We must have covered about two miles before I realized that we were on the wrong side of the valley. In order to get to our camp, we were going to have to go down, cross the valley floor and climb up the other side. Somehow, the sight of those hostiles on the wrong side of the Wall did nothing for my confidence in our Roman invincibility.

Britannicus must have realized the same thing at the same time. The hillside was starting to curve round to the east, away from our camp, and the valley bottom beneath us was narrowing dramatically, forcing the chariots into single file. They were now drawing slightly ahead of us, looking for some means of cutting us off.
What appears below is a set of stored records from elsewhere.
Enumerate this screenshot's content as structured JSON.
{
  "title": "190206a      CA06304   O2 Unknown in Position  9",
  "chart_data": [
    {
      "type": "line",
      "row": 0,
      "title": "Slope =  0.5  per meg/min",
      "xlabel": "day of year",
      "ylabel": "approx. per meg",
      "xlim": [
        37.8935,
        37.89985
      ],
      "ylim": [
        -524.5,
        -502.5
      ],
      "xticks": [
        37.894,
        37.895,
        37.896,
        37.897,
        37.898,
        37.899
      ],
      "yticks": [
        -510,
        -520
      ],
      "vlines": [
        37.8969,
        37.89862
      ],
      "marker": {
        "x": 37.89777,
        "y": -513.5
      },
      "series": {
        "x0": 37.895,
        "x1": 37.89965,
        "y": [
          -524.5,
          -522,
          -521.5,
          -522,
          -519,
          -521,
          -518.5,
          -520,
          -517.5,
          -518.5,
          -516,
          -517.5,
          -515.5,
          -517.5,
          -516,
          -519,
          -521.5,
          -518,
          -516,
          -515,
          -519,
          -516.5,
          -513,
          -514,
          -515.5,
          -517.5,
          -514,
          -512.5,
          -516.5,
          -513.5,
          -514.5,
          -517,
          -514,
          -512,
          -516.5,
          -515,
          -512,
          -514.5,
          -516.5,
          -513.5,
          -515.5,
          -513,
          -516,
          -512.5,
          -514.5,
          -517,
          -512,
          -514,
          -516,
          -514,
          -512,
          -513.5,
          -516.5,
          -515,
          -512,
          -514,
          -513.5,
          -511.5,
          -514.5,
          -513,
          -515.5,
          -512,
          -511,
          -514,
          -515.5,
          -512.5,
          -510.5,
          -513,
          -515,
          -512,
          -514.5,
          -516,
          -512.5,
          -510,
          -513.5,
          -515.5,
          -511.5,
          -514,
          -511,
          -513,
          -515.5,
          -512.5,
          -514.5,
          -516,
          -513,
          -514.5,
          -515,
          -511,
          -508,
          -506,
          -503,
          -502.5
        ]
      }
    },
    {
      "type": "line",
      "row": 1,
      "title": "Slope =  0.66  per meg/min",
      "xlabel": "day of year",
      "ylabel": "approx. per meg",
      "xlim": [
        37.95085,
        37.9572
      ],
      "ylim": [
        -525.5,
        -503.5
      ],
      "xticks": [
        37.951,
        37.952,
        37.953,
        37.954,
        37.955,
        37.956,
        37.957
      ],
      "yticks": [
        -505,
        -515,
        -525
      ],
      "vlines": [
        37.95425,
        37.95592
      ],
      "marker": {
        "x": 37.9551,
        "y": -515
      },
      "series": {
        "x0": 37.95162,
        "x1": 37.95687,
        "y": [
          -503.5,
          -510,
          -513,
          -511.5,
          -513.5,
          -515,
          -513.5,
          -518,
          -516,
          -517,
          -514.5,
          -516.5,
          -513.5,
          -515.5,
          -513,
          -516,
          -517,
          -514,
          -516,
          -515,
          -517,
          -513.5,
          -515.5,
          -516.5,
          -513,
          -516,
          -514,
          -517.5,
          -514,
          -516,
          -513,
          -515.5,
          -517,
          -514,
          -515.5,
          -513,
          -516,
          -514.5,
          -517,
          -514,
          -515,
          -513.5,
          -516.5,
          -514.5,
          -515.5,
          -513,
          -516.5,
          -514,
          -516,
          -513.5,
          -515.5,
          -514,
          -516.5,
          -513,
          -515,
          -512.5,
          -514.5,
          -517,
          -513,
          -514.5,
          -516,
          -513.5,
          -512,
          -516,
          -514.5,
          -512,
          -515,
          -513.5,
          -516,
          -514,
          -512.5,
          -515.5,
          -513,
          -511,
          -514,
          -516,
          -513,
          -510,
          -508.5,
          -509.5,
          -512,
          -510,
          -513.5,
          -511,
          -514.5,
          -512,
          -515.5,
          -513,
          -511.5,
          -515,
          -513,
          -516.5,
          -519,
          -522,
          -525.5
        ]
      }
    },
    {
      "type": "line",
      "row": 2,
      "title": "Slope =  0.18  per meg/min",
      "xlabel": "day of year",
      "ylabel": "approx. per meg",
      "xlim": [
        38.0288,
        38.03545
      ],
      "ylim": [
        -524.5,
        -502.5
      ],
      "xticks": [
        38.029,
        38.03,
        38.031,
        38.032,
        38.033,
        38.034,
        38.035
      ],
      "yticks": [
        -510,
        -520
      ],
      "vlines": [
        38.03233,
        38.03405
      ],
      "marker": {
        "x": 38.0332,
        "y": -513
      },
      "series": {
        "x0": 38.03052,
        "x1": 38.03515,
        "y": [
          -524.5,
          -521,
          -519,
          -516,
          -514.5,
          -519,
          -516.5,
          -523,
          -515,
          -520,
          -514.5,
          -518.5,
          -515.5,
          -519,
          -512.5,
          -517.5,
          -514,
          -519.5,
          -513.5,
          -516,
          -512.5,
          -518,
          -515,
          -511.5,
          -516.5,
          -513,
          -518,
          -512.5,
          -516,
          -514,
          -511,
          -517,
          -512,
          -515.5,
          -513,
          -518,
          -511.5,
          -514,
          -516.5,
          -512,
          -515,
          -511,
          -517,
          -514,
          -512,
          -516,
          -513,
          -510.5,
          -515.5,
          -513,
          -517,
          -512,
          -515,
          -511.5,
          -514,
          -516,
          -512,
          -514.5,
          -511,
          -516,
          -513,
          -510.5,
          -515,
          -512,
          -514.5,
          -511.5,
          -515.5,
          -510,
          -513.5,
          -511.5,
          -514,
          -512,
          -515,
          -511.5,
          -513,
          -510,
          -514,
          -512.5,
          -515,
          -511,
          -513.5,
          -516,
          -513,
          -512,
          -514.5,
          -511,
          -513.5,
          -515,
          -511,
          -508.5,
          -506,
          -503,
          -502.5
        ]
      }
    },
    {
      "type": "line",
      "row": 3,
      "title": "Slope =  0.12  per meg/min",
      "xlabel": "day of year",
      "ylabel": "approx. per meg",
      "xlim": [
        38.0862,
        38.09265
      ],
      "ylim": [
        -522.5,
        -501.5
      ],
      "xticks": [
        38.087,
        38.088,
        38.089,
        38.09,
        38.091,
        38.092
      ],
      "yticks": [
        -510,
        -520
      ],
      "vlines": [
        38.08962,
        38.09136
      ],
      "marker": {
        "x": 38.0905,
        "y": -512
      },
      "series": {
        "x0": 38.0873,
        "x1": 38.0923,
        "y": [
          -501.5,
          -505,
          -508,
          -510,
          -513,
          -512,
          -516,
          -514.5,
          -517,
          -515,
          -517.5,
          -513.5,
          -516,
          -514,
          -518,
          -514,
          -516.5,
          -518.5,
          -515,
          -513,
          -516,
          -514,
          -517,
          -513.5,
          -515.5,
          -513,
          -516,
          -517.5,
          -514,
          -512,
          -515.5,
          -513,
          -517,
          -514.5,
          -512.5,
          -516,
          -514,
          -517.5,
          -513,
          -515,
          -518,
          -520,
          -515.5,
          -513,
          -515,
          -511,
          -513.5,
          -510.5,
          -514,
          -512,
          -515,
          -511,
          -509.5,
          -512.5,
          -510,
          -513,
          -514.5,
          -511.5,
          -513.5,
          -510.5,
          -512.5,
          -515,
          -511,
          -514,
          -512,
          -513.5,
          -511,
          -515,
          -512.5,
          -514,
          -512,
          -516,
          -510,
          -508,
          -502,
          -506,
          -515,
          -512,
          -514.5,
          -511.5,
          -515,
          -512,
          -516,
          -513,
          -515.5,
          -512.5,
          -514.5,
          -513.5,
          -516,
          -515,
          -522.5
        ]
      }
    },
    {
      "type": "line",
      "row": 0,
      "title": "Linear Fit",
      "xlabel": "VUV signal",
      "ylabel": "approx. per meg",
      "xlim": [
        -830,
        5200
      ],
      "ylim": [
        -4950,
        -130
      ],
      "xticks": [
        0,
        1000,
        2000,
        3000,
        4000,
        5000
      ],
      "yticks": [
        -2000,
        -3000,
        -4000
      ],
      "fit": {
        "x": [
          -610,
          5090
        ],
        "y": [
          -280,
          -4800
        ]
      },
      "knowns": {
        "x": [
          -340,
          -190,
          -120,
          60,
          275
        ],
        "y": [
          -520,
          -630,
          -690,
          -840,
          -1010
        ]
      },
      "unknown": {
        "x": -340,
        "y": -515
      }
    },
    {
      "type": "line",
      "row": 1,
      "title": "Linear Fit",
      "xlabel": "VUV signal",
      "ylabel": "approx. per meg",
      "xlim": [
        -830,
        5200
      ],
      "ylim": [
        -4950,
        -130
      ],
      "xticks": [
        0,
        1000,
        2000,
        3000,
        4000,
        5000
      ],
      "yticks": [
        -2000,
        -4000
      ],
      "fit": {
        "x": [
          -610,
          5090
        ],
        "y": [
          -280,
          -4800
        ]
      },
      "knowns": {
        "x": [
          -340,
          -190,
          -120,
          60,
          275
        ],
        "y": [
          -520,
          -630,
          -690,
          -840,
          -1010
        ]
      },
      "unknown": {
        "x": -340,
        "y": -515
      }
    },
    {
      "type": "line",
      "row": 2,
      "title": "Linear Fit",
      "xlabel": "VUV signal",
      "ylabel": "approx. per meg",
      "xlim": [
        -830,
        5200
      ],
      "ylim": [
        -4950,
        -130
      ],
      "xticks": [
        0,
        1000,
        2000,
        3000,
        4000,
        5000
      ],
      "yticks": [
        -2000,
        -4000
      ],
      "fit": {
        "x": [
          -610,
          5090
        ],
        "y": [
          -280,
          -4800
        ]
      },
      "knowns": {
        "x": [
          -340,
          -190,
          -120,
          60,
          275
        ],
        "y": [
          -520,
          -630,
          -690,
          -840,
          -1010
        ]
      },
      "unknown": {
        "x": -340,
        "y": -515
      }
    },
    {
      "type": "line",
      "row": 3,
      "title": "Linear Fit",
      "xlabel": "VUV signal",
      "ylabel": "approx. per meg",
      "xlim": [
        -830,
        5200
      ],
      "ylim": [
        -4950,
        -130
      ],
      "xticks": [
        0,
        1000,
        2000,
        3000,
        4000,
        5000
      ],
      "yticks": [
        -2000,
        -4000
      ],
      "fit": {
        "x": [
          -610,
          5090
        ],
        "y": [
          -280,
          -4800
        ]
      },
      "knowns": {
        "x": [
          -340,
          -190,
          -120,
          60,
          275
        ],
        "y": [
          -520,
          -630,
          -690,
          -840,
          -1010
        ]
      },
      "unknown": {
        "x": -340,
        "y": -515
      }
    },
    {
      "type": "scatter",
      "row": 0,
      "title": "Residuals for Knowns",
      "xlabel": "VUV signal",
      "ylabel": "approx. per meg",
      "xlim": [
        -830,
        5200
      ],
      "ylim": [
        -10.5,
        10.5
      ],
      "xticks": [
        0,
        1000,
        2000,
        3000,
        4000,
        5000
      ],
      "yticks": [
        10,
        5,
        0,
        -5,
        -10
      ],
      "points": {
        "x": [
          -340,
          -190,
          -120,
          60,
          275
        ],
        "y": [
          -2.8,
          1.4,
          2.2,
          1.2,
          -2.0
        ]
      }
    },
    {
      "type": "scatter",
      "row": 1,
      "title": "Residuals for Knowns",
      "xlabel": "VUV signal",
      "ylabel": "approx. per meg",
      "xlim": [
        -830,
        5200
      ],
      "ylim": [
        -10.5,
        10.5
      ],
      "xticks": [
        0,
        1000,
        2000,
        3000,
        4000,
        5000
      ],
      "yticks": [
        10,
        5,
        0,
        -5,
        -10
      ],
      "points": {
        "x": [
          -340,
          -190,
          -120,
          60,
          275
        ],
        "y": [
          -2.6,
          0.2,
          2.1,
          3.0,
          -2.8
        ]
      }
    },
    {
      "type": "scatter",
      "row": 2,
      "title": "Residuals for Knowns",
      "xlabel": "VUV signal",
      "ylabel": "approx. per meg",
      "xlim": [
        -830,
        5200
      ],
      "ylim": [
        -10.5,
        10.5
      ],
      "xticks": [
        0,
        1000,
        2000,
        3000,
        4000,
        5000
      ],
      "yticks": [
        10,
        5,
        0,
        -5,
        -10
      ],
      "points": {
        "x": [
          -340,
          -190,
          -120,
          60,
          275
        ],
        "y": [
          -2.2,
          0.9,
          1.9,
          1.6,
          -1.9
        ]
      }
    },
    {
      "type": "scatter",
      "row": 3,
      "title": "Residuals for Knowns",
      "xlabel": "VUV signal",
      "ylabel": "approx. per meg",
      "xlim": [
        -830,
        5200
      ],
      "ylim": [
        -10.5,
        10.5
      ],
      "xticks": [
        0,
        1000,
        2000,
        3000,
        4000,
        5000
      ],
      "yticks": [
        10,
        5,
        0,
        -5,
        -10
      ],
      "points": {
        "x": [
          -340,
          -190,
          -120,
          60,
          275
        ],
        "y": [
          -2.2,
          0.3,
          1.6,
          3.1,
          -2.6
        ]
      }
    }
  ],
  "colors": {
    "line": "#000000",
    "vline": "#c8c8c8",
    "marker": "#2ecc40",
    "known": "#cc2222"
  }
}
"Come on, Varrus," he yelled, and he yanked his horse hard downhill to the right. My own horse stumbled as I followed him and nearly sent me flying, but he regained his stride and down we went, diagonally back the way we'd come and to the rear of the chariots. Rather than look where the horse was taking me, I preferred to watch the reaction of the chariots. Our move caught them completely by surprise, and I could hear their curses as they tried to turn at full gallop without realizing how confined they were by the encroaching hillsides. One of the small ones spilled, throwing its riders flying. I heard the unmistakable scream of a horse. The other two finally slowed right down and manoeuvred tight turns, whipping their horses hard and fast as they pulled around. We had surprised them and gained a lead, but we were headed down diagonally on a converging course with them, losing ground all the way, so that we were no more than thirty paces ahead of them when we reached the narrow valley bottom and swung left, hard, hammering up the other hillside and passing them again going in the other direction.